Confissões de uma treinadora de cães: Capítulo 19.

Interrupções abruptas de hábitos consistentes são sempre um forte sinal de que algo está fora de sintonia com o indivíduo que assim se manifesta. Quando comecei essa série eu estava determinada a seguir em frente com a produção de um novo capítulo por dia, sem interrupções. Então o que aconteceu e porque essa ausência tão longa? Foram dois anos de silêncio nas palavras escritas, mas nesses mesmos dois anos muita coisa foi dita de formas diferentes.

Eu poderia facilmente justificar essa ausência com o volume trabalho com os cães e uma série de outras desculpas mas a verdade é uma só: pessoalmente eu fui surpreendida por uma grande surpresa negativa que seria, em meses seguintes, o impulso que eu precisava para fazer uma grande transformação de vida, em todos os aspectos. Para todos que acompanham meu trabalho e não sabem, eu sou do signo de escorpião. Como toda boa escorpiana, eu tenho a habilidade de renascer das cinzas de uma forma sempre melhor, e ironicamente a vida sempre me trouxe grandes batalhas internas e externas então posso dizer que esse foi um desses momentos.

Todos nós vivemos batalhas que nem sempre são vistas, mas no mundo do treinamento de cães, quanto maior e mais relevante você se torna, maior precisa ser a sua habilidade pessoal de lidar com conflitos e dificuldades sem deixar com que a sua eficácia e profissionalismo sofram com isso. É a habilidade de separar suas dores da sua carreira e vida pessoal para garantir a sobrevivência de tudo que foi criado até esse momento. Está longe de ser fácil mas é absolutamente necessário para a nossa reconstrução e evolução.

Curiosamente essa também foi a época mais desafiadora do meu trabalho na prática, já que nesse período eu tive que treinar cães bem mais difíceis com uma expectativa de sucesso já bem maior. Foram momentos de muita pressão e cobranças interiores aonde muitas vezes eu questionei o meu real propósito nessa profissão. Essa foi a fase aonde minhas lives eram mais passionais, mais fortes e mais diretas e foi assim a tradução semanal do meu processo de reconstrução. Mas porque desse jeito? Porque esse tom tão forte e quase que hostil aos olhos de quem estava de fora?
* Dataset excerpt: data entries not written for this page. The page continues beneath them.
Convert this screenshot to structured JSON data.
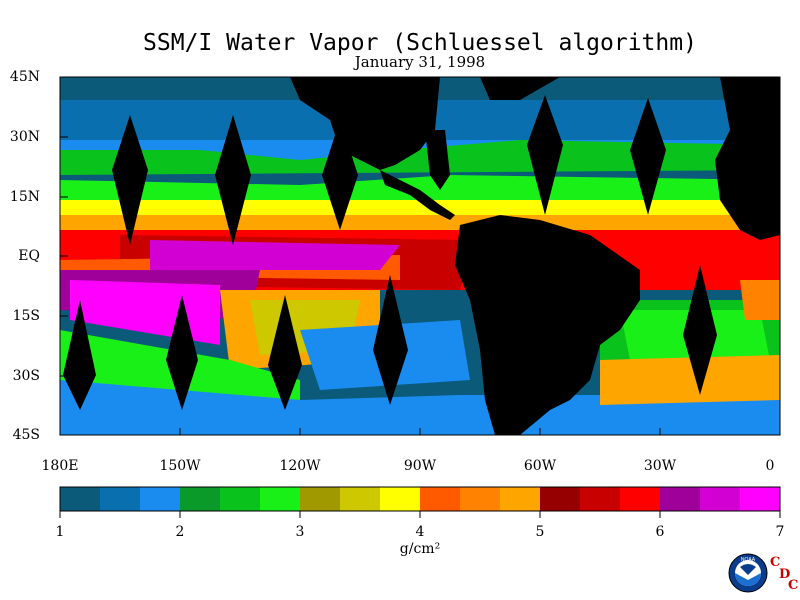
{
  "title": "SSM/I Water Vapor (Schluessel algorithm)",
  "date": "January 31, 1998",
  "latitude_labels": [
    "45N",
    "30N",
    "15N",
    "EQ",
    "15S",
    "30S",
    "45S"
  ],
  "longitude_labels": [
    "180E",
    "150W",
    "120W",
    "90W",
    "60W",
    "30W",
    "0"
  ],
  "colorbar": {
    "colors": [
      "#0b5a7a",
      "#0a6fae",
      "#1a8cf0",
      "#0a9a2a",
      "#0ac21c",
      "#18f018",
      "#a09a00",
      "#cdc800",
      "#ffff00",
      "#ff5a00",
      "#ff8200",
      "#ffa500",
      "#960000",
      "#c80000",
      "#ff0000",
      "#a0009a",
      "#d200d2",
      "#ff00ff"
    ],
    "tick_labels": [
      "1",
      "2",
      "3",
      "4",
      "5",
      "6",
      "7"
    ],
    "units": "g/cm²"
  },
  "logo": {
    "name": "NOAA",
    "letters": [
      "C",
      "D",
      "C"
    ]
  }
}
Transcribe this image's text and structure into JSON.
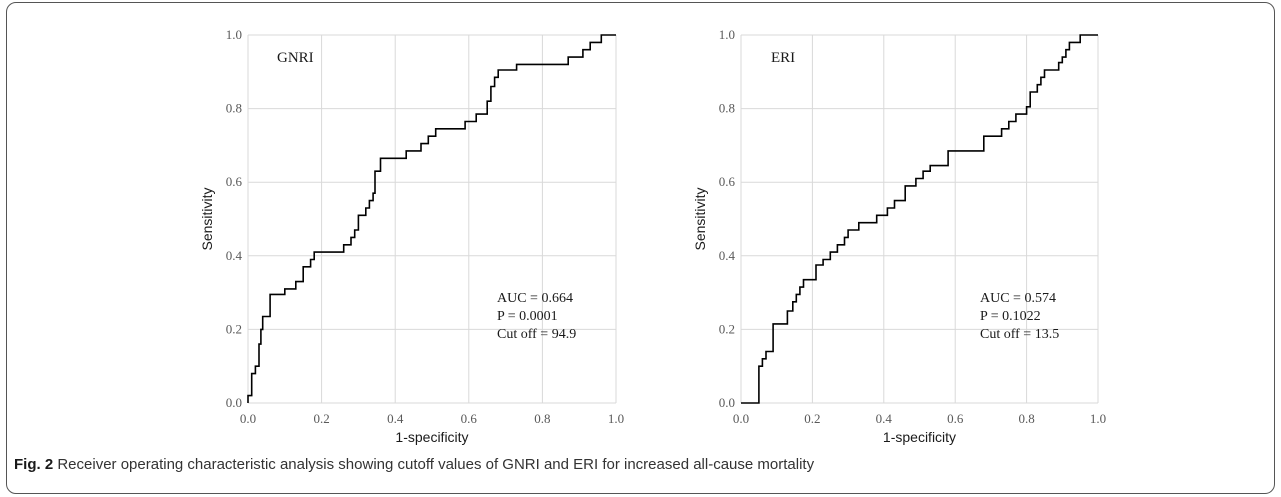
{
  "caption": {
    "label": "Fig. 2",
    "text": "Receiver operating characteristic analysis showing cutoff values of GNRI and ERI for increased all-cause mortality"
  },
  "chart_data": [
    {
      "type": "line",
      "title": "GNRI",
      "xlabel": "1-specificity",
      "ylabel": "Sensitivity",
      "xlim": [
        0,
        1
      ],
      "ylim": [
        0,
        1
      ],
      "xticks": [
        "0.0",
        "0.2",
        "0.4",
        "0.6",
        "0.8",
        "1.0"
      ],
      "yticks": [
        "0.0",
        "0.2",
        "0.4",
        "0.6",
        "0.8",
        "1.0"
      ],
      "grid": true,
      "annotations": [
        "AUC = 0.664",
        "P = 0.0001",
        "Cut off = 94.9"
      ],
      "series": [
        {
          "color": "#000000",
          "points": [
            [
              0.0,
              0.0
            ],
            [
              0.0,
              0.02
            ],
            [
              0.01,
              0.02
            ],
            [
              0.01,
              0.08
            ],
            [
              0.02,
              0.08
            ],
            [
              0.02,
              0.1
            ],
            [
              0.03,
              0.1
            ],
            [
              0.03,
              0.16
            ],
            [
              0.035,
              0.16
            ],
            [
              0.035,
              0.2
            ],
            [
              0.04,
              0.2
            ],
            [
              0.04,
              0.235
            ],
            [
              0.06,
              0.235
            ],
            [
              0.06,
              0.295
            ],
            [
              0.1,
              0.295
            ],
            [
              0.1,
              0.31
            ],
            [
              0.13,
              0.31
            ],
            [
              0.13,
              0.33
            ],
            [
              0.15,
              0.33
            ],
            [
              0.15,
              0.37
            ],
            [
              0.17,
              0.37
            ],
            [
              0.17,
              0.39
            ],
            [
              0.18,
              0.39
            ],
            [
              0.18,
              0.41
            ],
            [
              0.26,
              0.41
            ],
            [
              0.26,
              0.43
            ],
            [
              0.28,
              0.43
            ],
            [
              0.28,
              0.45
            ],
            [
              0.29,
              0.45
            ],
            [
              0.29,
              0.47
            ],
            [
              0.3,
              0.47
            ],
            [
              0.3,
              0.51
            ],
            [
              0.32,
              0.51
            ],
            [
              0.32,
              0.53
            ],
            [
              0.33,
              0.53
            ],
            [
              0.33,
              0.55
            ],
            [
              0.34,
              0.55
            ],
            [
              0.34,
              0.57
            ],
            [
              0.345,
              0.57
            ],
            [
              0.345,
              0.63
            ],
            [
              0.36,
              0.63
            ],
            [
              0.36,
              0.665
            ],
            [
              0.43,
              0.665
            ],
            [
              0.43,
              0.685
            ],
            [
              0.47,
              0.685
            ],
            [
              0.47,
              0.705
            ],
            [
              0.49,
              0.705
            ],
            [
              0.49,
              0.725
            ],
            [
              0.51,
              0.725
            ],
            [
              0.51,
              0.745
            ],
            [
              0.59,
              0.745
            ],
            [
              0.59,
              0.765
            ],
            [
              0.62,
              0.765
            ],
            [
              0.62,
              0.785
            ],
            [
              0.65,
              0.785
            ],
            [
              0.65,
              0.82
            ],
            [
              0.66,
              0.82
            ],
            [
              0.66,
              0.86
            ],
            [
              0.67,
              0.86
            ],
            [
              0.67,
              0.885
            ],
            [
              0.68,
              0.885
            ],
            [
              0.68,
              0.905
            ],
            [
              0.73,
              0.905
            ],
            [
              0.73,
              0.92
            ],
            [
              0.87,
              0.92
            ],
            [
              0.87,
              0.94
            ],
            [
              0.91,
              0.94
            ],
            [
              0.91,
              0.96
            ],
            [
              0.93,
              0.96
            ],
            [
              0.93,
              0.98
            ],
            [
              0.96,
              0.98
            ],
            [
              0.96,
              1.0
            ],
            [
              1.0,
              1.0
            ]
          ]
        }
      ]
    },
    {
      "type": "line",
      "title": "ERI",
      "xlabel": "1-specificity",
      "ylabel": "Sensitivity",
      "xlim": [
        0,
        1
      ],
      "ylim": [
        0,
        1
      ],
      "xticks": [
        "0.0",
        "0.2",
        "0.4",
        "0.6",
        "0.8",
        "1.0"
      ],
      "yticks": [
        "0.0",
        "0.2",
        "0.4",
        "0.6",
        "0.8",
        "1.0"
      ],
      "grid": true,
      "annotations": [
        "AUC = 0.574",
        "P = 0.1022",
        "Cut off = 13.5"
      ],
      "series": [
        {
          "color": "#000000",
          "points": [
            [
              0.0,
              0.0
            ],
            [
              0.05,
              0.0
            ],
            [
              0.05,
              0.1
            ],
            [
              0.06,
              0.1
            ],
            [
              0.06,
              0.12
            ],
            [
              0.07,
              0.12
            ],
            [
              0.07,
              0.14
            ],
            [
              0.09,
              0.14
            ],
            [
              0.09,
              0.215
            ],
            [
              0.13,
              0.215
            ],
            [
              0.13,
              0.25
            ],
            [
              0.145,
              0.25
            ],
            [
              0.145,
              0.275
            ],
            [
              0.155,
              0.275
            ],
            [
              0.155,
              0.295
            ],
            [
              0.165,
              0.295
            ],
            [
              0.165,
              0.315
            ],
            [
              0.175,
              0.315
            ],
            [
              0.175,
              0.335
            ],
            [
              0.21,
              0.335
            ],
            [
              0.21,
              0.375
            ],
            [
              0.23,
              0.375
            ],
            [
              0.23,
              0.39
            ],
            [
              0.25,
              0.39
            ],
            [
              0.25,
              0.41
            ],
            [
              0.27,
              0.41
            ],
            [
              0.27,
              0.43
            ],
            [
              0.29,
              0.43
            ],
            [
              0.29,
              0.45
            ],
            [
              0.3,
              0.45
            ],
            [
              0.3,
              0.47
            ],
            [
              0.33,
              0.47
            ],
            [
              0.33,
              0.49
            ],
            [
              0.38,
              0.49
            ],
            [
              0.38,
              0.51
            ],
            [
              0.41,
              0.51
            ],
            [
              0.41,
              0.53
            ],
            [
              0.43,
              0.53
            ],
            [
              0.43,
              0.55
            ],
            [
              0.46,
              0.55
            ],
            [
              0.46,
              0.59
            ],
            [
              0.49,
              0.59
            ],
            [
              0.49,
              0.61
            ],
            [
              0.51,
              0.61
            ],
            [
              0.51,
              0.63
            ],
            [
              0.53,
              0.63
            ],
            [
              0.53,
              0.645
            ],
            [
              0.58,
              0.645
            ],
            [
              0.58,
              0.685
            ],
            [
              0.68,
              0.685
            ],
            [
              0.68,
              0.725
            ],
            [
              0.73,
              0.725
            ],
            [
              0.73,
              0.745
            ],
            [
              0.75,
              0.745
            ],
            [
              0.75,
              0.765
            ],
            [
              0.77,
              0.765
            ],
            [
              0.77,
              0.785
            ],
            [
              0.8,
              0.785
            ],
            [
              0.8,
              0.805
            ],
            [
              0.81,
              0.805
            ],
            [
              0.81,
              0.845
            ],
            [
              0.83,
              0.845
            ],
            [
              0.83,
              0.865
            ],
            [
              0.84,
              0.865
            ],
            [
              0.84,
              0.885
            ],
            [
              0.85,
              0.885
            ],
            [
              0.85,
              0.905
            ],
            [
              0.89,
              0.905
            ],
            [
              0.89,
              0.925
            ],
            [
              0.9,
              0.925
            ],
            [
              0.9,
              0.94
            ],
            [
              0.91,
              0.94
            ],
            [
              0.91,
              0.96
            ],
            [
              0.92,
              0.96
            ],
            [
              0.92,
              0.98
            ],
            [
              0.95,
              0.98
            ],
            [
              0.95,
              1.0
            ],
            [
              1.0,
              1.0
            ]
          ]
        }
      ]
    }
  ]
}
Indivíduos são diferentes e cada um de nós aprende a lidar com situações de conflito e adversidades de uma maneira bem peculiar. Esse desenho acontece bem cedo em nossas vidas e no meu caso, como cresci numa cultura de atletas, minha revanche sempre foi aprender com meus erros e ver cada queda como oportunidade pra melhorar, e nunca desistir. É no olho do furação que provamos quem somos para nós mesmos. É a cobrança do espelho, depois da partida, no silêncio, que faz a diferença. Não existe nenhum outro responsável pelas suas dores a não ser você mesmo, da mesma forma que ninguém perde uma partida por você, ninguém ganha nenhum jogo no seu nome. Quem quer vitórias tem que aceitar derrotas e usá-las como combustível para voar cada vez mais alto.

Mostrar fortaleza é literalmente se forçar a brigar contra tudo aquilo que vem pra te testar. Os testes da vida vem quando você menos espera e se apresentam com o objetivo de evolução ou regressão. Essa é a prova. Quando tudo desmorona ao seu redor, aquilo que você se propôs a fazer vai ser feito ou vai ficar de lado? Quando ficar difícil você vai continuar ou vai jogar a toalha? Essa cobrança vem de dentro foi assim que aconteceu a minha reviravolta.

Questões pessoais sempre serão os obstáculos que nos colocam à prova, então temos que saber que as respostas também estão no nosso lado pessoal. Os detalhes do que aconteceu são menos importantes do que seus frutos, já que foram faíscas necessárias para me impulsionar para uma nova etapa. No fim não é o que acontece com você que te define, mas sim o que você faz com essa catástrofe.

Então aqui estou, dois anos depois, em novo país, numa nova cidade, numa nova casa, fisicamente longe de tudo que um dia foi familiar pra mim. Mas a peça mais importante veio comigo: a minha essência. Aquela que por um momento se perdeu mas encontrou no vale das sombras o caminho para a libertação. Eu retomo essa série com a seguinte mensagem: nunca é tarde para recomeçar e reconstruir de volta tudo aquilo que você sempre desejou. Para isso é necessário deixar tudo para trás e caminhar apenas com o que te faz vivo. O resto será sempre o resultado do potencial que nunca deixou de te habitar. Amanhã tem mais.